11 JANVIER - HISTOIRE Hongrie

Les portes du camps de Dachau.- Photo DR

"Noyées dans le désespoir, nous restons assises toute la journée dans notre coin. Nous sommes trop fatiguées pour parler. De toute façon, qu'aurions-nous à nous dire ?" Eva Langley-Dános fait partie de ces soixante-quinze femmes agonisantes entassées comme du bétail dans ce wagon qui devient leur enfer. Elle a 26 ans et elle pèse vingt-six kilos. Les nazis ont fait partir ce convoi de Ravensbrück. Destination inconnue. Pendant seize jours, ces femmes hongroises et polonaises, juives ou non, vont connaître l'horreur : l'entassement au milieu des excréments, la faim, la soif, le retour à la bestialité pour certaines, la folie pour d'autres, et la mort qui prend le pouvoir.

"Klara est la première d'entre nous sur laquelle je discerne les signes avant-coureurs de la mort et cela me remplit de peur. Discrètement j'attire l'attention de Lili sur ses pieds gonflés et son visage squelettique. Lili aussi pense maintenant qu'une de nous quatre ne parviendra jamais au terme de notre voyage."

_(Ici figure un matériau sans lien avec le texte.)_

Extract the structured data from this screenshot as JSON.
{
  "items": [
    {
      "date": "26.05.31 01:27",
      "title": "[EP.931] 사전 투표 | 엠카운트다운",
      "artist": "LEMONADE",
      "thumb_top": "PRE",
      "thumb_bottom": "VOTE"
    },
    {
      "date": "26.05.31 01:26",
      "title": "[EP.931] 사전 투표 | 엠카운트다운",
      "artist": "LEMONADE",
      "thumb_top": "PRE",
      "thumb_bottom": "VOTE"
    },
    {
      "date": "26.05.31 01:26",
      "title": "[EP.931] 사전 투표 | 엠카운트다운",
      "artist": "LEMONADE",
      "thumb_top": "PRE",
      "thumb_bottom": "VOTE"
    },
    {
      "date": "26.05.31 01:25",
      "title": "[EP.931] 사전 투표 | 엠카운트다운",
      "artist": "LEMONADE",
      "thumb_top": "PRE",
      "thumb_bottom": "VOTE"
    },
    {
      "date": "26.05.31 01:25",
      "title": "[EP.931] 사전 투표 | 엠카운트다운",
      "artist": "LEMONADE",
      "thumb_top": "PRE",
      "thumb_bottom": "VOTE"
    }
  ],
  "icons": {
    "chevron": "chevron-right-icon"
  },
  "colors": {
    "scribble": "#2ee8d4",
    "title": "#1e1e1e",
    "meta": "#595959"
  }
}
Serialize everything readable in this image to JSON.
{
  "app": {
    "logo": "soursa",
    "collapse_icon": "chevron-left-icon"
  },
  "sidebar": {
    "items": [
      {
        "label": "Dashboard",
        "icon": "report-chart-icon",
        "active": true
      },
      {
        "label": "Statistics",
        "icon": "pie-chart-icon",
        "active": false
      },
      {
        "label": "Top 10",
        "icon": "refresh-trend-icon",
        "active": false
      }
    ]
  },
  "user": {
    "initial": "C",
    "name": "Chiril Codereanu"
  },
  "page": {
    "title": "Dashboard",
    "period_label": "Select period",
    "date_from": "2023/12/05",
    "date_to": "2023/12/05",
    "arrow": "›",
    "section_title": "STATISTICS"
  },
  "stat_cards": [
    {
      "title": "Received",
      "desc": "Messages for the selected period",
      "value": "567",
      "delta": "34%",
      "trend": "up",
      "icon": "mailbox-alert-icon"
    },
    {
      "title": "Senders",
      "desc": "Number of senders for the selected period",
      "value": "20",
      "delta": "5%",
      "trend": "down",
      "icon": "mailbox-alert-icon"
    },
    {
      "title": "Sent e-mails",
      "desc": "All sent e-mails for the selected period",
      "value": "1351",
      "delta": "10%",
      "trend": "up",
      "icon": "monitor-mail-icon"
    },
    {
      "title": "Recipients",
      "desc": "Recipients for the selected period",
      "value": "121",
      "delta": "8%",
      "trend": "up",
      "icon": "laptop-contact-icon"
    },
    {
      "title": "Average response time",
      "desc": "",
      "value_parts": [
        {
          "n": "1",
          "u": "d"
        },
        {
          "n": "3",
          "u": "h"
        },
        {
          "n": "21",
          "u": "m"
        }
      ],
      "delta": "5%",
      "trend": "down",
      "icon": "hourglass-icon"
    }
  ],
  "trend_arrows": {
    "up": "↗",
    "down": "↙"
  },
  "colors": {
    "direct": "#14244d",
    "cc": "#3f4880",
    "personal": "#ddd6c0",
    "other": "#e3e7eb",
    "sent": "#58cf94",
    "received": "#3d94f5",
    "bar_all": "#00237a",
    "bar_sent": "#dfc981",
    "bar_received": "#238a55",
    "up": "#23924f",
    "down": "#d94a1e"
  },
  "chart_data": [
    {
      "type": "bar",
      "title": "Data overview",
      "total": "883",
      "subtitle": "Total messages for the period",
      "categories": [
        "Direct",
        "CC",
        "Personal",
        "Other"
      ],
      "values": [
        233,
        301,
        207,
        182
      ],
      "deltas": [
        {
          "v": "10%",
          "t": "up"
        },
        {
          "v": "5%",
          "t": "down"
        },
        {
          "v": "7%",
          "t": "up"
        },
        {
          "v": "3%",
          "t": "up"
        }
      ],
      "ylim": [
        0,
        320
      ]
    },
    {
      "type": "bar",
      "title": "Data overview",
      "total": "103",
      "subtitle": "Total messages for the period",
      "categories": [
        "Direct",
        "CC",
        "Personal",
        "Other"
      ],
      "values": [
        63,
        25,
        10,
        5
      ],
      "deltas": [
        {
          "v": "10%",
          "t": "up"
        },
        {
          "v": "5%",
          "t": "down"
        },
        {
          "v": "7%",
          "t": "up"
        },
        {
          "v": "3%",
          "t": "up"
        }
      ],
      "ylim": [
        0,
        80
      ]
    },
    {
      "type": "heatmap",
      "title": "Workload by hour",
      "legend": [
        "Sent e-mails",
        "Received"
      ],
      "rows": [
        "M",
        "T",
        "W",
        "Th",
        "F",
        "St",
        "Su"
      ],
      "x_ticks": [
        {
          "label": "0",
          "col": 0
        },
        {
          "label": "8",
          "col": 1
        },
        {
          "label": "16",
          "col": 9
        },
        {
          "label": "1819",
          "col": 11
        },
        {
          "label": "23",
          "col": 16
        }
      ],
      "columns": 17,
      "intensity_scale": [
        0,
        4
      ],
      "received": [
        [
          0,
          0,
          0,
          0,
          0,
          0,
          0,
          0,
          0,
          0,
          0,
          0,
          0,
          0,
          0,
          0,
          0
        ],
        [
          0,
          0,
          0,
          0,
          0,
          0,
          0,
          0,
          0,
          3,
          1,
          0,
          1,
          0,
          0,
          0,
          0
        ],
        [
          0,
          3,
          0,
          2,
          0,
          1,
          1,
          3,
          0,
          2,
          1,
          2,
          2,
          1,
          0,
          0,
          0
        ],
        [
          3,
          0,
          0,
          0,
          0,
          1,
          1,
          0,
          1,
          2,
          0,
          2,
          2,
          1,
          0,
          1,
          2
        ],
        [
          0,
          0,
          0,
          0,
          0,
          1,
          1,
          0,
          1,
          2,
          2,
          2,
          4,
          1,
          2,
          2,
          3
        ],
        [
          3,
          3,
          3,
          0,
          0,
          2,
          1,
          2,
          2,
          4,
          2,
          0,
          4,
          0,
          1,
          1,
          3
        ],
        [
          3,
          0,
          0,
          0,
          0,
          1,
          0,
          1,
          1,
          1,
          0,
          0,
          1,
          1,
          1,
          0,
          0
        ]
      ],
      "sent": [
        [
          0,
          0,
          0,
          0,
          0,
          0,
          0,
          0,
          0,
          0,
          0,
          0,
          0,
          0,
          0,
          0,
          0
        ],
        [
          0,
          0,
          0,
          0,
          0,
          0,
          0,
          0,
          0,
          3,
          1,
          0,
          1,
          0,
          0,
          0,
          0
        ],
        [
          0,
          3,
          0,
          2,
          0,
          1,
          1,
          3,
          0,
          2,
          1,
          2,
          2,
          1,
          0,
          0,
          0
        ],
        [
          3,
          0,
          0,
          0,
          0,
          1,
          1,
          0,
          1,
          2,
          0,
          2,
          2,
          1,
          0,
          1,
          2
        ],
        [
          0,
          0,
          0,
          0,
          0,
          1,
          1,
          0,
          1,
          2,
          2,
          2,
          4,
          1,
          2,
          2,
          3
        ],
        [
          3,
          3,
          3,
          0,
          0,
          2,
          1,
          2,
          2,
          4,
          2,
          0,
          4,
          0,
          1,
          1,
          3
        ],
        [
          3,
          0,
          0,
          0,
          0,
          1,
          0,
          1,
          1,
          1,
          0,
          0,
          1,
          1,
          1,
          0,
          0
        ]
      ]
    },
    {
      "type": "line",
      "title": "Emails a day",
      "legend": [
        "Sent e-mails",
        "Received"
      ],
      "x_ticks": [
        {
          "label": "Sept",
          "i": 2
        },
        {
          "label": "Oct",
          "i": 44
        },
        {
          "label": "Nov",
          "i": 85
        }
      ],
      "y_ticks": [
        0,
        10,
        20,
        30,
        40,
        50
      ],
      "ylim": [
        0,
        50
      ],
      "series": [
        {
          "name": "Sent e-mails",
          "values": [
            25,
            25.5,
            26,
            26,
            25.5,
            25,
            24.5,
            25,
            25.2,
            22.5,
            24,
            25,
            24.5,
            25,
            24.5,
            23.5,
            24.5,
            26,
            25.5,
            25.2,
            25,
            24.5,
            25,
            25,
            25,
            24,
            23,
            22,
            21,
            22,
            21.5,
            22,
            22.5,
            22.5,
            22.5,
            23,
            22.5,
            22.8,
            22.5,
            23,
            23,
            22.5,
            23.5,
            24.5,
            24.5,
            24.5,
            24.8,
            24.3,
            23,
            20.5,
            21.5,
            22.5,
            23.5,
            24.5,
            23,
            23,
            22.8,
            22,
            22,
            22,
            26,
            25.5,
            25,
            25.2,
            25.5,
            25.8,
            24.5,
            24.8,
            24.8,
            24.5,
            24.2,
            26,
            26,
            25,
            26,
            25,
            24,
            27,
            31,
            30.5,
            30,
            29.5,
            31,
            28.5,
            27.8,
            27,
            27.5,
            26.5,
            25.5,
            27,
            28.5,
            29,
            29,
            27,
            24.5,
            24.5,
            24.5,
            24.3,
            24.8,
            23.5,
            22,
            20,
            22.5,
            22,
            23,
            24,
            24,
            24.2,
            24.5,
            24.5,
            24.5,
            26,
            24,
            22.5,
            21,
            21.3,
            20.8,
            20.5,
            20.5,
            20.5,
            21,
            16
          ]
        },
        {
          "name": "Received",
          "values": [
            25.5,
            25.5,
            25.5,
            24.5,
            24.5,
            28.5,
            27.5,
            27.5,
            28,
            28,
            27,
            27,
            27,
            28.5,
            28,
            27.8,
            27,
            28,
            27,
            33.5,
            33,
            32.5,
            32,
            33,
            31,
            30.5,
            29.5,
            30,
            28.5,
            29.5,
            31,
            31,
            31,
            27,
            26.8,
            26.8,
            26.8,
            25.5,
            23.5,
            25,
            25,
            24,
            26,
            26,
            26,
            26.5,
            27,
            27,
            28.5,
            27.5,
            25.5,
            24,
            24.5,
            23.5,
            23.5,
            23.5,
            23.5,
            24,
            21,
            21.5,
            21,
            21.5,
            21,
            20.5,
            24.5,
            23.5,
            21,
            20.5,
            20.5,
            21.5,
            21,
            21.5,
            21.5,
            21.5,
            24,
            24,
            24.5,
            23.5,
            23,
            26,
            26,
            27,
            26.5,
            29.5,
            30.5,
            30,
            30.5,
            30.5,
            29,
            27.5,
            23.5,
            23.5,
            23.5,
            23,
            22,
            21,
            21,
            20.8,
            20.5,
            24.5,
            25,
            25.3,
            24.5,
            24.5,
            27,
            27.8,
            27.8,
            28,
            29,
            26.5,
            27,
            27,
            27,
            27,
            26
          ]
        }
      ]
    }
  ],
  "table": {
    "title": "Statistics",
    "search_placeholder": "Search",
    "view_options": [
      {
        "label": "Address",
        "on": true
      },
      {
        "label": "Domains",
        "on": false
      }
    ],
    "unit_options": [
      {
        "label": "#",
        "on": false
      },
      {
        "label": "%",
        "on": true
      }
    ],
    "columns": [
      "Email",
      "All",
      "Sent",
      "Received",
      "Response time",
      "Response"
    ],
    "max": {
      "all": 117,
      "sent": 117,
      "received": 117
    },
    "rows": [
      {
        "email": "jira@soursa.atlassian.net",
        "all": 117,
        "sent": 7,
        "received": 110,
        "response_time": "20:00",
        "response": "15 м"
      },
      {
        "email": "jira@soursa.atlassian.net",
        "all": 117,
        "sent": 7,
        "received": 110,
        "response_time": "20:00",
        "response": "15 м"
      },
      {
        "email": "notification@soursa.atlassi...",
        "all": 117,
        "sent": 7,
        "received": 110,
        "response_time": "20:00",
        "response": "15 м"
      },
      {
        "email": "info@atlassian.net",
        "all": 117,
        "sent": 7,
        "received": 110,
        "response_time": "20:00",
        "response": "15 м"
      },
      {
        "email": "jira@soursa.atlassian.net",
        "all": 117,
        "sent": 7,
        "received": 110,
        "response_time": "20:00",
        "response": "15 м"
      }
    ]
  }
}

Parmi ces quatre amies hongroises, deux, Lili et Hanna, ont participé à cette expérience spirituelle connue sous le nom de Dialogues avec l'ange, qui fut un immense succès de librairie dans les années 1970. Gitta Mallasz la catholique, qui assistait à ces séances, traduisit ces conversations en français au cours desquelles un ange dispensait sa sagesse à trois Juives qui se cachaient du régime antisémite de Horty.

Eva Langley-Dános sera la seule survivante. Mais surtout son texte est l'un des rares témoignages sur ces trains de déportés qui erraient de camp en camp dans les toutes dernières semaines du IIIe Reich.

Ce document exceptionnel, rédigé à la hâte après la guerre, fut publié en version abrégée dans un hebdomadaire du haut Doubs en 1948, puis sous forme de livre en anglais en 2000. Eva raconte de l'intérieur cette prison roulante avec force détails. Elle n'en rajoute pas. Il lui suffit de décrire pour faire comprendre la situation épouvantable d'où surnagent quelques chants yiddish : les cadavres qui servent d'oreillers, l'arrêt à la gare de Bayreuth, les bombardements et le rituel "Combien de morts ?" demandé par les SS à chaque étape. Elles sont quarante-cinq à leur arrivée à Dachau, où elles seront libérées le 29 avril 1945.

Préfacé par Françoise Maupin et Patrice Van Eersel, qui replacent l'ouvrage dans l'histoire des Dialogues avec l'ange alors qu'il la dépasse de très loin, le livre est augmenté d'une postface de Robert Hinshauw, qui donne tous les éléments biographiques sur Eva Langley-Dános. Laquelle mourut en 2001 en Australie, où elle avait refait sa vie après avoir côtoyé de si près la mort. Et de ce livre poignant, de ces destins brisés, de ces femmes écrasées, on retiendra l'image d'une jeune fille de 17 ans qui martèle la paroi du wagon pour qu'on vienne en aide à sa mère mourante. En vain. D'où ce commentaire d'Eva Langley-Dános : "Il n'y a pas de miséricorde."